Adopt a System for Follow Up
In business, following up with leads and clients is crucial to success. All the money is in follow up. Lack of organized communication costs more than you think. A recent study showed that 2,000 real estate agents lost 55% of past clients’ new business due to lack of follow up. Many real estate professionals have utilized customer relationship management systems (CRMs) that are used to follow up and keep leads, past clients, and other tasks focused and organized.
Tip: A strong focus on executing systems that make follow up a no brainer.
Multitasking is a big lie.
Contrary to popular belief, study after study shows that multitasking slows down a person’s productivity rather than speeds it up. It can also lead to all-around subpar results.
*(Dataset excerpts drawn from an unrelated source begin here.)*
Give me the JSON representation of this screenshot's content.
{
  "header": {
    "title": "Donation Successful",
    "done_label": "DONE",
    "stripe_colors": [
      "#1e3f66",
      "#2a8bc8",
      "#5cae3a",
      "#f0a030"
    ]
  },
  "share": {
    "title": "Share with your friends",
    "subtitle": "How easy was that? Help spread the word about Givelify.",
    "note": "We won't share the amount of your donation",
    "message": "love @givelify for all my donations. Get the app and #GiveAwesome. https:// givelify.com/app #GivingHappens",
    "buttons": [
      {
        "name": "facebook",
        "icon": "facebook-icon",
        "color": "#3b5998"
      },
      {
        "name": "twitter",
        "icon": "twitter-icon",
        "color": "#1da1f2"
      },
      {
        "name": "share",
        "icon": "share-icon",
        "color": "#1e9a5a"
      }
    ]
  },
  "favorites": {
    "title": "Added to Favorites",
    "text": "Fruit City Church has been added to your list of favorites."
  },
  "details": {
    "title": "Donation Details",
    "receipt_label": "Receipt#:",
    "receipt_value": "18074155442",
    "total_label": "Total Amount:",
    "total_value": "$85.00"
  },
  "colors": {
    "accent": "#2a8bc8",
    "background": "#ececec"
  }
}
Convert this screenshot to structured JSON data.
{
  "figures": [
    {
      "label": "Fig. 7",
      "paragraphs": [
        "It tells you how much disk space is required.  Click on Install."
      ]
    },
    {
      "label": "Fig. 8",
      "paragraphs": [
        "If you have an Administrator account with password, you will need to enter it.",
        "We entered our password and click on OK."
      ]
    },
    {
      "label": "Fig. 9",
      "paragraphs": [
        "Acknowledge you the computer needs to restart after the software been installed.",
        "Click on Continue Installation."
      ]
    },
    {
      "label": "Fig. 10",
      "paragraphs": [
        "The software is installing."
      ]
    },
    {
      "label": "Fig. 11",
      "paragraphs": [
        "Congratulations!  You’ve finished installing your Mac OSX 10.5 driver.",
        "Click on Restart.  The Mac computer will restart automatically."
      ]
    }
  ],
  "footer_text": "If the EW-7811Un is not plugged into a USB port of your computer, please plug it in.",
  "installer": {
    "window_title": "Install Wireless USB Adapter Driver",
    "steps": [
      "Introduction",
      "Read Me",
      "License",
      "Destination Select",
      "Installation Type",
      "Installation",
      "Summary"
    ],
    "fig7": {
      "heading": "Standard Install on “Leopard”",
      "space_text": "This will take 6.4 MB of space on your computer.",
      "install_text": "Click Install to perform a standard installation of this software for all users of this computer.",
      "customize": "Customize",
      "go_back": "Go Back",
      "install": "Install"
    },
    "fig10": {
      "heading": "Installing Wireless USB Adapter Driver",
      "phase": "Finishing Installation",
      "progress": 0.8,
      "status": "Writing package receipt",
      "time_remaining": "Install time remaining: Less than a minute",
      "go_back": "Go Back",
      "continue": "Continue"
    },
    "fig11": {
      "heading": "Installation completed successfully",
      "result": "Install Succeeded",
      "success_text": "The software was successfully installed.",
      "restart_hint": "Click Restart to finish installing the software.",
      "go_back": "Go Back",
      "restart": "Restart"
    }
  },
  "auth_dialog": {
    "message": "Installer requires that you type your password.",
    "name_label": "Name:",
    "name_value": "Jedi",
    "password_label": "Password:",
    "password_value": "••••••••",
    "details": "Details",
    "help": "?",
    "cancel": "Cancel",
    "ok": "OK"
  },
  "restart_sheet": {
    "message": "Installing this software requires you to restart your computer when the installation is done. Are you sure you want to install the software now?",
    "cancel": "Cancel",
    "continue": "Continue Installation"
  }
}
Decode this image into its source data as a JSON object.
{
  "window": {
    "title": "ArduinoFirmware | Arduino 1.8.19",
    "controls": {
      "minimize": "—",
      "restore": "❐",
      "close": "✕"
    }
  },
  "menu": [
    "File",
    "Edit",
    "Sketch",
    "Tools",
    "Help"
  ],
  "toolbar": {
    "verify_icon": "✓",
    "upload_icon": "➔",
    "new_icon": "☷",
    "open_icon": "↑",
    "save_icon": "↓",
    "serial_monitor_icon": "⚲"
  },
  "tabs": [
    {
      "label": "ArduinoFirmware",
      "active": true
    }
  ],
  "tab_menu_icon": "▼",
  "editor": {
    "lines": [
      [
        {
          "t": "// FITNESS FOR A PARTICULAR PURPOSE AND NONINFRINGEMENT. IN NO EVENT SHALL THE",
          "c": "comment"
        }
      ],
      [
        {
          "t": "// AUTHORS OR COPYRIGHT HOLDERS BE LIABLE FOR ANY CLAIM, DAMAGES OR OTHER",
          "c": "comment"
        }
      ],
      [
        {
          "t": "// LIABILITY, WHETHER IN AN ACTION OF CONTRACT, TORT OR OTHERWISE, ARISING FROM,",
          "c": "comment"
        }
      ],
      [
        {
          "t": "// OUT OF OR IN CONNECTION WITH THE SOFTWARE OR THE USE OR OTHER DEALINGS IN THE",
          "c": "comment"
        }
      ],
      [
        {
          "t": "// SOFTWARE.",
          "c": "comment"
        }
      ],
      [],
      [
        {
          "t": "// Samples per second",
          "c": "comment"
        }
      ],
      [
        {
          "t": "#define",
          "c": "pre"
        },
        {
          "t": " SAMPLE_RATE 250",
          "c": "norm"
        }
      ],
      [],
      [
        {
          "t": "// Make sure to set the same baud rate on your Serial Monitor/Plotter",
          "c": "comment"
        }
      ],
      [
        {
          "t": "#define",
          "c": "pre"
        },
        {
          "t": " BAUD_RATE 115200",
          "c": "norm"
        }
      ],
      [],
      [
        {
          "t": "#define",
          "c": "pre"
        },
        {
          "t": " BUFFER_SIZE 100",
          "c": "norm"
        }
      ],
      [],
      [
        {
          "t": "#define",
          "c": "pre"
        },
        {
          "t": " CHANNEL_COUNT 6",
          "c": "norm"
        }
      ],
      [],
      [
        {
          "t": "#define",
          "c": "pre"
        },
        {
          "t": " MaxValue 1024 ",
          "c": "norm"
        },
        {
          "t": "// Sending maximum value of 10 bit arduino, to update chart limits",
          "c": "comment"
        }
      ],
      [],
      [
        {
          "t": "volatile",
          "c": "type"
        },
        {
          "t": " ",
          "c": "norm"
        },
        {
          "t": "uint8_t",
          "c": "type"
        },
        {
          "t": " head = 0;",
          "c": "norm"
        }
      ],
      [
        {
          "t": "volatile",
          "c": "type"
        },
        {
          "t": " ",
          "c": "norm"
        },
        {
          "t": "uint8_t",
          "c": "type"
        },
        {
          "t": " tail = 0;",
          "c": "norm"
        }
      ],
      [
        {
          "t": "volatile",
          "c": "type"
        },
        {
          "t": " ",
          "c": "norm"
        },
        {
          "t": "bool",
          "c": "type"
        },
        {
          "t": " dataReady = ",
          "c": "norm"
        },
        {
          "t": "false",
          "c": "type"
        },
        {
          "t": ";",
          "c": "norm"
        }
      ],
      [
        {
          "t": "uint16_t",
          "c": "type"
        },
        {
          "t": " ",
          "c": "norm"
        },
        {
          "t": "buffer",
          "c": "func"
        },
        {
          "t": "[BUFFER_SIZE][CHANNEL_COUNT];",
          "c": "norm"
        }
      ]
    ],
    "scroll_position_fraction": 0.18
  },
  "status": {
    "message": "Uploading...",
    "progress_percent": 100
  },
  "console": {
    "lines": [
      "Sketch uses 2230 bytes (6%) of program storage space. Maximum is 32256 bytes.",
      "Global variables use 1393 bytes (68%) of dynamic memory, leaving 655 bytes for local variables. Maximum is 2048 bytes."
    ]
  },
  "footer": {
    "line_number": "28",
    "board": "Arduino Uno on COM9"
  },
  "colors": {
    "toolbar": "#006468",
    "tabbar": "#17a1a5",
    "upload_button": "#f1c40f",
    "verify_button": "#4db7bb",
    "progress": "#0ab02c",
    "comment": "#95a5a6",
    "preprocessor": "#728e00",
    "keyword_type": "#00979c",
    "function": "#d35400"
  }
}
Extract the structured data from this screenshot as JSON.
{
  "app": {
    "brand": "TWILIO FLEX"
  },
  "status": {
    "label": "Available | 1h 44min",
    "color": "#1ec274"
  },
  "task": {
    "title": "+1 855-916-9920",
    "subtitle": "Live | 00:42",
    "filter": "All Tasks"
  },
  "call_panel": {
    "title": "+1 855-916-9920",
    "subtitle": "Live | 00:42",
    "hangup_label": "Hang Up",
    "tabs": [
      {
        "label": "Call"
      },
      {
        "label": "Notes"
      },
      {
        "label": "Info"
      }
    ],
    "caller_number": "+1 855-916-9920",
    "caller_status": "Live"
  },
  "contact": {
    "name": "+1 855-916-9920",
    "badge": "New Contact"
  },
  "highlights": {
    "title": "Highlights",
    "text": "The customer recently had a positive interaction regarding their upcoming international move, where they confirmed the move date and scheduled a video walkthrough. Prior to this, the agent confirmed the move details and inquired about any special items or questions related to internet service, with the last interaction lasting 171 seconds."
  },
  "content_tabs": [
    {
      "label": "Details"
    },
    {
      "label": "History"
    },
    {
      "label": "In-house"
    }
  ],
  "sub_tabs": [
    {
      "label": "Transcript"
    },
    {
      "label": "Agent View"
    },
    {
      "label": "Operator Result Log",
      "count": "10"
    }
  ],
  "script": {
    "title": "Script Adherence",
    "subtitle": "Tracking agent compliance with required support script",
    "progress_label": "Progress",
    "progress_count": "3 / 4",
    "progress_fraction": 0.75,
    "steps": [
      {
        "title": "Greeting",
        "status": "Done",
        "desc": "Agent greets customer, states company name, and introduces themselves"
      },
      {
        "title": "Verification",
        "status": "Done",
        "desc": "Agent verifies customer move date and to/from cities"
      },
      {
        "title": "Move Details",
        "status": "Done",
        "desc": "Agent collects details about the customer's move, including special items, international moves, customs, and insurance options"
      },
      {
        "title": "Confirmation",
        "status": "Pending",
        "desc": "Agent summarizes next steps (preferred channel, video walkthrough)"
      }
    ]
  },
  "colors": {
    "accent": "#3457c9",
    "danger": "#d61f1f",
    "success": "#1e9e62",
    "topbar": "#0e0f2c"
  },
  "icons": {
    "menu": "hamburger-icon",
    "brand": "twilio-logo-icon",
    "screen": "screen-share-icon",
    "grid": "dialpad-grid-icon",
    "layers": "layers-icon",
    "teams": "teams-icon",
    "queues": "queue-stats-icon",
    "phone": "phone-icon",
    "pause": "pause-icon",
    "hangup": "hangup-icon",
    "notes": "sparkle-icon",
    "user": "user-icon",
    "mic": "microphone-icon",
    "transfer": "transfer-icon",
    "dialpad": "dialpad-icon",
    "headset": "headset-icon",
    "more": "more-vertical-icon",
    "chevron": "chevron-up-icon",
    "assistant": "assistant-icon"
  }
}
When we multitask, our brains can’t think in an organized way. We end up expending a lot of energy by switching our focus back and forth. Those that are highly productive recognize this and make it a habit to do one thing at a time. Even though their phone, for example, might be a vital part of your business, when something needs to get done, put all your focus – for a 45-minute time block – on the task at hand and put your device to the side in airplane mode. The same goes for all other distractors.
Tip: Singularity of focus for 45-minute or less time blocks (the average attention span for an adult)
Peter Drucker said it best, “Nothing is less productive than to make more efficient what should not be done at all. Until we can manage our time, we can manage nothing else.”